Taper une invite détaillée dans ChatGPT peut sembler actif, mais Mulligan dit que « plus l’algorithme en apprend sur le comportement et les goûts de l’auditeur, meilleures sont ses recommandations et donc moins l’utilisateur doit se pencher, déplaçant ainsi l’aiguille encore plus vers l’écoute passive. »
Dans ce modèle de streaming axé sur l’interface IA, le contenu sous-jacent est important, mais importe moins pour ce qui, en fin de compte, donne à l’utilisateur le sentiment d’être récompensé. Par exemple, la possibilité d’exclure explicitement des artistes ou de restreindre les contenus par sous-genres pourrait donner l’impression que la découverte assistée par l’IA est plus adaptée que les listes de lecture algorithmiques traditionnelles. Si un auditeur apprécie certains groupes de rock des années 1980, comme Bon Jovi et Guns N’ Roses, mais n’aime pas les autres groupes de la même époque, il est plus facile de filtrer. Spotify peut normalement prédire que si vous aimez A et que la plupart des gens qui aiment A aiment aussi B, alors vous aimerez probablement B, mais cela ne représente pas nécessairement la façon dont les goûts des utilisateurs sont exprimés. « Avec GPT, je pourrais dire ‘non Def Leppard’ et mes listes en seraient effacées », a déclaré Pachter.
Toutes les prédictions concernant l’impact de l’IA sur la musique, comme dans n’importe quelle industrie, restent des conjectures éclairées. Mais il est déjà très clair que l’IA a un incidence sur l’idée même d’un catalogue musical. Selon un récent rapport de Rothschild & Co Redburn, les plateformes de conversion de texte en musique comme Suno généreraient environ sept millions de chansons par jour, soit à peu près l’équivalent de l’intégralité du catalogue pré-IA de Spotify tous les quinze jours. « C’est un déluge », a déclaré son analyste Ed Vyvyan.
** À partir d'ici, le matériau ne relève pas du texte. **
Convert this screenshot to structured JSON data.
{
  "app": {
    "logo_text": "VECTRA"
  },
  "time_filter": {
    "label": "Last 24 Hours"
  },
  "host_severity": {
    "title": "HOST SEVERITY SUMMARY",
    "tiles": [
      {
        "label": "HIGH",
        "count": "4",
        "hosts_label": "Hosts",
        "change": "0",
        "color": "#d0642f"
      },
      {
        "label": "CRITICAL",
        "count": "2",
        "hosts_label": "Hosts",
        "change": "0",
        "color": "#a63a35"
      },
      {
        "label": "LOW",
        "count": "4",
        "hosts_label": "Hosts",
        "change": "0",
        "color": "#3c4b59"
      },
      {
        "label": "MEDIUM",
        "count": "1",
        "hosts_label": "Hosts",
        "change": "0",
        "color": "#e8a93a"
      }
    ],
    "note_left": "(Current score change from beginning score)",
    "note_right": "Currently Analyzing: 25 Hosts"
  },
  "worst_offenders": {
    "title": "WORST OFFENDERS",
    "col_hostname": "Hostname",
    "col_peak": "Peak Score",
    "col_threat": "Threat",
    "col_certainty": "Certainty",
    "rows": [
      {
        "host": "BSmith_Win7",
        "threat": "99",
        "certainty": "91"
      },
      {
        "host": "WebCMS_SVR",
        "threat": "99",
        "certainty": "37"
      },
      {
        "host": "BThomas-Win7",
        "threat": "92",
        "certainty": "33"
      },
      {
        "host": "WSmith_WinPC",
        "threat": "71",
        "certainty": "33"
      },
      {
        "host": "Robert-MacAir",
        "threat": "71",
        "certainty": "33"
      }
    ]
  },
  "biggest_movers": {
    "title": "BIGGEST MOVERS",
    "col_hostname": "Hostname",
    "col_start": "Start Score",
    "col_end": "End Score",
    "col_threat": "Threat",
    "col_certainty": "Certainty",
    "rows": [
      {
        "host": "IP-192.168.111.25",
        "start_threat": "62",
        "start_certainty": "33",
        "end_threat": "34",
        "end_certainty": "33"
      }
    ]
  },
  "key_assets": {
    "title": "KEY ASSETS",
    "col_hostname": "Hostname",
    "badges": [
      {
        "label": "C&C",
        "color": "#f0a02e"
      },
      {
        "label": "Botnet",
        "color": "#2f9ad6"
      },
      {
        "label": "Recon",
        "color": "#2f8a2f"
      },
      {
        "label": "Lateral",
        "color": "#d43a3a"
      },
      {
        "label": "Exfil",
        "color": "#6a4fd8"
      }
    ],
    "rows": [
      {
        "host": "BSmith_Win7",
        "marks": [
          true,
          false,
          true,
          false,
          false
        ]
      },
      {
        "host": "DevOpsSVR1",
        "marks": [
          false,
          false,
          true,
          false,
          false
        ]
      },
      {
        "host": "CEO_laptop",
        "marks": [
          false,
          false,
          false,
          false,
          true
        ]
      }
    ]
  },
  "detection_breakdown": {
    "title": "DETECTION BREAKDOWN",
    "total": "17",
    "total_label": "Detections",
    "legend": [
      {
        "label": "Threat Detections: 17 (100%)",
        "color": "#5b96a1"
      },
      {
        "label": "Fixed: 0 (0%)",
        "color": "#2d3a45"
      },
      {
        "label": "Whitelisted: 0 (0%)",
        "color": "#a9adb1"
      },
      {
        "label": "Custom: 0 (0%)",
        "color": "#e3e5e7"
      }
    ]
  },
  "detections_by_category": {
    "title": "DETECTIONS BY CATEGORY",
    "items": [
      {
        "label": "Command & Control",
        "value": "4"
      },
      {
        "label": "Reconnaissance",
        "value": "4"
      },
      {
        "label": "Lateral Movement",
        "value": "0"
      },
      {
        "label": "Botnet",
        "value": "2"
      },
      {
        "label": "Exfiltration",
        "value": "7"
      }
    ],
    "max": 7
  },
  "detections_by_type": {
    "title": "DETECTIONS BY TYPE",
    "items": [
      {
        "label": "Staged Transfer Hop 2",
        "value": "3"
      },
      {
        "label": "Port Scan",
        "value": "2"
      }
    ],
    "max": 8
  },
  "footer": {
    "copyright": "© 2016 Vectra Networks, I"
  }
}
Söderström a laissé entendre que c’est l’ensemble de données à venir et non les pistes profondes déjà présentes dans la pile qui comptent le plus pour l’avenir. « Nous construisons un ensemble de données qui n’a jamais existé », a-t-il déclaré lors de la récente conférence téléphonique sur les résultats. « Nous disposions de l’ensemble de données chanson par chanson, mais personne ne disposait de l’ensemble de données langue par chanson. … Vous pensez peut-être qu’il s’agit d’un ensemble de données canonique, ce qui signifie qu’il existe une réponse factuelle, par exemple, à ce qu’est la musique d’entraînement. Il n’y a pas de réponse factuelle à ce qu’est la musique d’entraînement. … en moyenne, pour un Américain, c’est généralement du hip hop. Pour un Européen, c’est généralement de l’EDM. Pour de nombreux Scandinaves, c’est quelque chose comme le heavy metal ou même le death metal. Là encore, pour beaucoup d’entre eux. Des millions d’Américains, c’est aussi du death metal. »
« Vous ne pouvez pas simplement demander à un LLM de banaliser cela comme un action, de la même manière que vous pouvez banaliser Wikipédia », a-t-il déclaré. « En fait, vous avez besoin de plusieurs centaines de millions d’auditeurs sur les marchés mondiaux qui vous disent constamment ce que cela signifie pour cette personne spécifique. »
Source : www.cnbc.com
Conclusion : Notre rédaction reste attentive à l'évolution de cette actualité.